Unlimited LDAP read timeout can cause Cluster Locks health check to fail if there are communication issues
Platform Notice: Server and Data Center Only - This article only applies to Atlassian products on the server and data center platforms.
In some situations where you have a high LDAP read timeout and JIRA cannot properly communicate with your LDAP server, the Cluster Lock health check will fail. By default, this check will fail if there is a process holding a cluster lock for more than 300 seconds, which will happen if JIRA can connect to your LDAP server but is having an issue reading information.
Node 'node1' has been holding cluster lock, 'com.atlassian.crowd.embedded.api.Directory:10100', for 503 seconds.
- A JIRA instance that is configured with LDAP/AD and has a read timeout of 0 (infinite) or higher than 300 seconds.
This will only happen if there is an issue reading from the LDAP server. The atlassian-jira.log file shows that a sync starts but does not complete as expected.
2017-01-31 11:34:08,377 atlassian-scheduler-quartz1.clustered_Worker-1 INFO ServiceRunner [atlassian.crowd.directory.DbCachingRemoteDirectory] INCREMENTAL synchronisation for directory [ 10400 ] starting 2017-01-31 11:34:08,377 atlassian-scheduler-quartz1.clustered_Worker-1 INFO ServiceRunner [atlassian.crowd.directory.DbCachingRemoteDirectory] Attempting INCREMENTAL synchronisation for directory [ 10400 ]

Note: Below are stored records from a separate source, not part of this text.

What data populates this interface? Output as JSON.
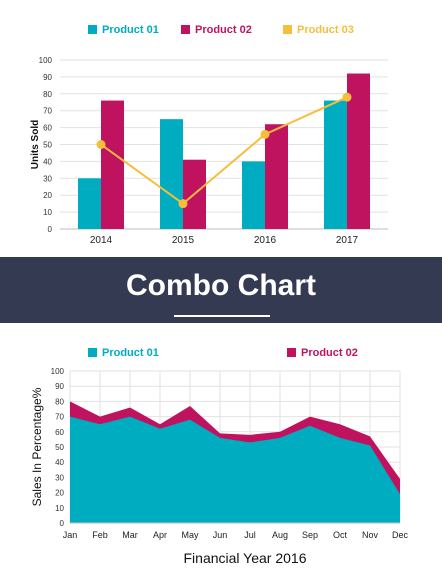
{
  "banner": {
    "title": "Combo Chart"
  },
  "colors": {
    "teal": "#00adc0",
    "magenta": "#c0135f",
    "yellow": "#f7be3c",
    "banner": "#333a52"
  },
  "chart_data": [
    {
      "type": "bar",
      "combo": "bar+line",
      "categories": [
        "2014",
        "2015",
        "2016",
        "2017"
      ],
      "series": [
        {
          "name": "Product 01",
          "kind": "bar",
          "color": "#00adc0",
          "values": [
            30,
            65,
            40,
            76
          ]
        },
        {
          "name": "Product 02",
          "kind": "bar",
          "color": "#c0135f",
          "values": [
            76,
            41,
            62,
            92
          ]
        },
        {
          "name": "Product 03",
          "kind": "line",
          "color": "#f7be3c",
          "values": [
            50,
            15,
            56,
            78
          ]
        }
      ],
      "ylabel": "Units Sold",
      "ylim": [
        0,
        100
      ],
      "yticks": [
        0,
        10,
        20,
        30,
        40,
        50,
        60,
        70,
        80,
        90,
        100
      ],
      "grid": true,
      "legend": "top"
    },
    {
      "type": "area",
      "stacked": true,
      "categories": [
        "Jan",
        "Feb",
        "Mar",
        "Apr",
        "May",
        "Jun",
        "Jul",
        "Aug",
        "Sep",
        "Oct",
        "Nov",
        "Dec"
      ],
      "series": [
        {
          "name": "Product 01",
          "color": "#00adc0",
          "values": [
            70,
            65,
            70,
            62,
            68,
            56,
            53,
            56,
            64,
            56,
            51,
            19
          ]
        },
        {
          "name": "Product 02",
          "color": "#c0135f",
          "values": [
            10,
            5,
            6,
            3,
            9,
            3,
            5,
            4,
            6,
            9,
            6,
            10
          ]
        }
      ],
      "xlabel": "Financial Year 2016",
      "ylabel": "Sales In Percentage%",
      "ylim": [
        0,
        100
      ],
      "yticks": [
        0,
        10,
        20,
        30,
        40,
        50,
        60,
        70,
        80,
        90,
        100
      ],
      "grid": true,
      "legend": "top"
    }
  ]
}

If you review thread dumps, you will see a long-running thread for com.sun.jndi.ldap.LdapRequest across all thread dumps. This suggests that JIRA is waiting for a response from the LDAP server and seemingly "stuck" in this stage.
"atlassian-scheduler-quartz1.clustered_Worker-1" #140 prio=5 tid=0x00007f6659c33000 nid=0x4e98 in Object.wait() [0x00007f6575984000] java.lang.Thread.State: WAITING (on object monitor) at java.lang.Object.wait(Native Method) at java.lang.Object.wait(Object.java:502) at com.sun.jndi.ldap.Connection.readReply(Connection.java:467) - locked <0x00000005e0912700> (a com.sun.jndi.ldap.LdapRequest) at com.sun.jndi.ldap.LdapClient.getSearchReply(LdapClient.java:640) at com.sun.jndi.ldap.LdapClient.search(LdapClient.java:563)
The following workaround will help as a short term solution:
- Manually start the LDAP directory sync again
- Change the LDAP read and connection timeouts to be finite (e.g. not 0 ) so that the process can be terminated with a read timeout exception if there are any communication issues.
This underlying communication issue will likely need to be addressed on the network side to see why JIRA is having communication issues with LDAP/AD. These methods are out of the scope of this guide.